例えば店を訪れた女性にどのように感じたか尋ねるとする。その女性は売り場のすべての製品に興味をもったと答えるかもしれない。だが感情センサーによって皮膚コンダクタンスを調べることで、彼女がどのサインやパッケージを見たときに特に興味を示していたかがわかるようになる。
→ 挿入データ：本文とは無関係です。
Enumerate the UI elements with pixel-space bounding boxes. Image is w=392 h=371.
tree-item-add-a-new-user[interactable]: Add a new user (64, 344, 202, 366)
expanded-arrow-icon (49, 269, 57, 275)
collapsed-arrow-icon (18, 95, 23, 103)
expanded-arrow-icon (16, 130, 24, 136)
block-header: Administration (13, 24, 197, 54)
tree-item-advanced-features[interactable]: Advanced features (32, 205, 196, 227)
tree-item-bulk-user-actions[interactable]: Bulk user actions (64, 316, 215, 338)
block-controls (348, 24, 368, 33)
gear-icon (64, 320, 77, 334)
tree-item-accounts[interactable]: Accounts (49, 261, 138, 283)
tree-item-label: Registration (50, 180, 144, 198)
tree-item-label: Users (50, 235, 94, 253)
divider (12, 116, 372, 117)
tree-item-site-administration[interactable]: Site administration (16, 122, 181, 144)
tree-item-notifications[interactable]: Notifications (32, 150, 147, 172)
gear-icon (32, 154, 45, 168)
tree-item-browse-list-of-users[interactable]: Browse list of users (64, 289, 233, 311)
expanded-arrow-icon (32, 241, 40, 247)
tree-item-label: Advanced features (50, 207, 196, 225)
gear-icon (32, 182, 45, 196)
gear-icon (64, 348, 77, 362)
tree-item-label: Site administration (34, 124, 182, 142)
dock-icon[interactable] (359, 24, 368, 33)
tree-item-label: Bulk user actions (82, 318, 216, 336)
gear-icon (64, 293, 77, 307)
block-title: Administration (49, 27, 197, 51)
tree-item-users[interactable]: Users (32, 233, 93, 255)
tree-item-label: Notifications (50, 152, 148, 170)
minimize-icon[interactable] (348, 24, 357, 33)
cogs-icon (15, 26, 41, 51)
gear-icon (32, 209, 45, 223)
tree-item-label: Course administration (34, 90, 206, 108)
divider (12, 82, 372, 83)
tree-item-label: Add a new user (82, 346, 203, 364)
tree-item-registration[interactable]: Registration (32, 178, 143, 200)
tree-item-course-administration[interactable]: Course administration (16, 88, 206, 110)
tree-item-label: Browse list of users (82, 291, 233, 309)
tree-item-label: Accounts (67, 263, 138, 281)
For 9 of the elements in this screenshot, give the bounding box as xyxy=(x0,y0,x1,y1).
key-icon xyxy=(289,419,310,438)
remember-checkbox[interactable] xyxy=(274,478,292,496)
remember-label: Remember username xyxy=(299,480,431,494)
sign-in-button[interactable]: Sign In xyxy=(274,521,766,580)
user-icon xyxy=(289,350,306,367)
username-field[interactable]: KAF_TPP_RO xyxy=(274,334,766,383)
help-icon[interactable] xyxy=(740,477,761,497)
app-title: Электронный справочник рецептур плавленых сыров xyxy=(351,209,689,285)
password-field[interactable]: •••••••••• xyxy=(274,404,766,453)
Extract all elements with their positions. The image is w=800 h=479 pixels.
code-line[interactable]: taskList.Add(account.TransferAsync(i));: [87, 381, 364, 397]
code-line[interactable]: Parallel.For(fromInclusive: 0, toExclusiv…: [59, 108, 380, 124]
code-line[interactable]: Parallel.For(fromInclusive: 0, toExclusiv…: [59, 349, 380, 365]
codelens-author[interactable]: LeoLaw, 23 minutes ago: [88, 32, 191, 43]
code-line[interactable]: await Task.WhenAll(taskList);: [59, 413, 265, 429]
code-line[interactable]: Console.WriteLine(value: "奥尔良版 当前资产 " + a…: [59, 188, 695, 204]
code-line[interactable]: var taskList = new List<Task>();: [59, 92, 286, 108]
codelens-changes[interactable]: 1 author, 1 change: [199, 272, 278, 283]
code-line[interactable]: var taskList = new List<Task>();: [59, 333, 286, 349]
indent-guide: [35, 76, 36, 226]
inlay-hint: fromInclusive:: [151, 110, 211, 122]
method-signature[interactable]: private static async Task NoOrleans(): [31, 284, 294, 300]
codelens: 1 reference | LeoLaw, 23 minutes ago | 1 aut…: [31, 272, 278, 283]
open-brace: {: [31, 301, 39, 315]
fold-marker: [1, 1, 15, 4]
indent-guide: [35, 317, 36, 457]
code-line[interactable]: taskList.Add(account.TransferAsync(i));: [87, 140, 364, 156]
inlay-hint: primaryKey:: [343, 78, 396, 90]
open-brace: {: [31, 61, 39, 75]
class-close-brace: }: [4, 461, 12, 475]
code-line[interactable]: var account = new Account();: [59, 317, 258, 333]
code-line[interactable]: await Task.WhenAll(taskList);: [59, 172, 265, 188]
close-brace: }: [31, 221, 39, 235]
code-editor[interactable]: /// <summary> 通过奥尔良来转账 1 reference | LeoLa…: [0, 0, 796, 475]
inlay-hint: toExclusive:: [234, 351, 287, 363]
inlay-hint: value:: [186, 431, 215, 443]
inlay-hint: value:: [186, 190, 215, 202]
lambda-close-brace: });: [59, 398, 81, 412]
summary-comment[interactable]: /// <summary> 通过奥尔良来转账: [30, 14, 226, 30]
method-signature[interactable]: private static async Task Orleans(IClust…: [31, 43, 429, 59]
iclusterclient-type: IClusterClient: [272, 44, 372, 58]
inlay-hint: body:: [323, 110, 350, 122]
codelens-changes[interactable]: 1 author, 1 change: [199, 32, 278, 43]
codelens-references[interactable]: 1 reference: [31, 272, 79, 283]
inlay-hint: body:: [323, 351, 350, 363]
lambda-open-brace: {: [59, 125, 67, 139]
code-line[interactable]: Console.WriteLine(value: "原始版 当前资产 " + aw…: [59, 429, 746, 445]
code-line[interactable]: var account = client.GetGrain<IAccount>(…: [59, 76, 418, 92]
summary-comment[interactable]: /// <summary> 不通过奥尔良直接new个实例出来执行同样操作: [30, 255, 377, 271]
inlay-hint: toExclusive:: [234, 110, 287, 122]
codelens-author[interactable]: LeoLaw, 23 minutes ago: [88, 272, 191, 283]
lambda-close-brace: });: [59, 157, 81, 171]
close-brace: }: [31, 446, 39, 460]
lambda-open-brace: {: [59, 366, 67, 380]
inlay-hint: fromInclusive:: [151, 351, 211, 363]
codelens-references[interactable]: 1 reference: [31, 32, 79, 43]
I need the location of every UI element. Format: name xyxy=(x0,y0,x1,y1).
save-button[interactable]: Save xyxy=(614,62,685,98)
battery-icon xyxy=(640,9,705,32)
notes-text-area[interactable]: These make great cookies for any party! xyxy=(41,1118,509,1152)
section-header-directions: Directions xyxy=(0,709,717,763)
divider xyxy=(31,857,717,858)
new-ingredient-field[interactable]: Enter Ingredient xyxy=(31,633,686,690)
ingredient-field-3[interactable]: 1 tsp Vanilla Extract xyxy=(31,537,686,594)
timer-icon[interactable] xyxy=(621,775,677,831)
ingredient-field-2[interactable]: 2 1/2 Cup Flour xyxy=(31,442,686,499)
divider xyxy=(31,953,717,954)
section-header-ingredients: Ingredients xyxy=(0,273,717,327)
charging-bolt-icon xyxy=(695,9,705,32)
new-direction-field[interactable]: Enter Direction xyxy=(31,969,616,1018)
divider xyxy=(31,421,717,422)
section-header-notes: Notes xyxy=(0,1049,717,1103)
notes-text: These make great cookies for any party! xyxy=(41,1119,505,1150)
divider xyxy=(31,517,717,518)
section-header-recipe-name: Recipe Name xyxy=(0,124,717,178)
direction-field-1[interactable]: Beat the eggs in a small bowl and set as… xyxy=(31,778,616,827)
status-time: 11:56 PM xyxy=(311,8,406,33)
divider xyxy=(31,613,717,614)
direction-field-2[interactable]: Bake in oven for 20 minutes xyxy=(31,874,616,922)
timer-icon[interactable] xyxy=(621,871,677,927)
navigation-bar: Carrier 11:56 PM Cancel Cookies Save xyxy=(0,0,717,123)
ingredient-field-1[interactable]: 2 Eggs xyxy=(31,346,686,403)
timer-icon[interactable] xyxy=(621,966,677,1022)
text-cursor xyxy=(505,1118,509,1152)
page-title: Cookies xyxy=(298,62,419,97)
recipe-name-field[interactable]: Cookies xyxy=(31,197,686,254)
皮膚コンダクタンスは、主にこれまで研究室の中で測られていた。配線につながれて、ビーという発信音に反応する人がいるお馴染みの光景だ。だが、ヘドマンは「ビーやブーという音に反応する人は重要ではない」と言う。「これらのツールを使って人の感情の変化をもっと理解したいのです」。彼がメディアラボ時代に多くの時間を注ぎ込んで研究していたのは、リビングルームで遊んだり、コンサートホールで交響曲を聴いたりしているときに変化する感情をいかにして把握するかということだった。デザインファーム「IDEO」で1年間働き、どれほど自分の研究が彼らのデザインプロセスを補完できるか試してみた。そして2011年にmPathを創設した。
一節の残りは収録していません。